L’acteur Mohamed Khouas, qui joue le rôle de Chimo, est Français d’origine algérienne, qui n’avait jamais fait du cinéma ou du théâtre auparavant. “J’ai trouvé qu’il avait un visage doux et une vulnérabilité naturelle corres-pondant au rôle, affirme le cinéaste. J’ai décidé de l’engager et on a travaillé ensemble. Cela nous a pris plus de temps et d’efforts mais le résultat est bon”.
L’actrice libanaise Carmen Lebbos, joue le rôle de la mère de Chimo. “C’est mon actrice-fétiche, lance Doueiri et j’ai un très bon rapport avec elle, en tant que personne et interprète. Elle travaille instinctivement, plus que de façon cérébrale. Elle sent le rôle et si elle s’attache à ceux qui jouent avec elle, elle donne le meilleur d’elle-même. Dans Lila, Chimo lui rappelait son fils, presque de même âge auquel elle est très attachée. Dans certaines séquences, elle était réellement émouvante et sur le plateau nous avions tous les larmes aux yeux”.

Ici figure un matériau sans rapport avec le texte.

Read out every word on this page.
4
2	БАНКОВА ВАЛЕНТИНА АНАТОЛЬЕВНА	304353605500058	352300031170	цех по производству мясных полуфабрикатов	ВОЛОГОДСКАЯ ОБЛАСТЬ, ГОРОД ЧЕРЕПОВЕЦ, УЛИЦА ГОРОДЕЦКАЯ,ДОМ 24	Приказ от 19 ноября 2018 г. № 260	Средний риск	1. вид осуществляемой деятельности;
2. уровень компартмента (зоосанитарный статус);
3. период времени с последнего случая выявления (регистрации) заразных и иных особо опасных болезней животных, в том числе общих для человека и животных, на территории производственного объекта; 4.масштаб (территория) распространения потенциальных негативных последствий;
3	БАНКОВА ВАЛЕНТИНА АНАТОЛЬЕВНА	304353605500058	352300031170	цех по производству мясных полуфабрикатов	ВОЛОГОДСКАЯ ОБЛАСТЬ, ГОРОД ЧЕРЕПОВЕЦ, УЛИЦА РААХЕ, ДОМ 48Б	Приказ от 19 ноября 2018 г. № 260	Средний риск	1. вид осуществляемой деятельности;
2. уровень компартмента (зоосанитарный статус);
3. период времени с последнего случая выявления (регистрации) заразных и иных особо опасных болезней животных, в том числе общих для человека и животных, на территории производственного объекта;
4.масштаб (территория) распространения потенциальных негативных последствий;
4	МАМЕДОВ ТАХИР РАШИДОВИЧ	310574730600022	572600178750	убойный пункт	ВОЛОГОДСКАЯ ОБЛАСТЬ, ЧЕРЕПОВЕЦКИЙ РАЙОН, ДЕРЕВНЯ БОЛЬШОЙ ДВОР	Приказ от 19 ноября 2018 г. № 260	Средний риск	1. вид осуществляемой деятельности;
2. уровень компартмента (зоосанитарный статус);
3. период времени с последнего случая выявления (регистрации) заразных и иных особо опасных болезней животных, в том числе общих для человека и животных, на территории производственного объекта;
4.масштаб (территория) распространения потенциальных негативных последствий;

Ziad Doueiri me confie, enfin, qu’il écrit avec Joelle Touma le scénario de son quatrième film qui se déroulera à la fois au XVIème siècle et de nos jours avec pour cadre le Mexique et, pour thème, la foi, les croyances. Il espère, aussi, pouvoir réaliser son scénario “The man in the middle”.
N’hésitez pas à voir “Lila dit ça”; le film est attachant, bien joué, porteur de multiples messages et dégage, loin de la vulgarité, une sensualité où se mélangent la provocation et l’innocence.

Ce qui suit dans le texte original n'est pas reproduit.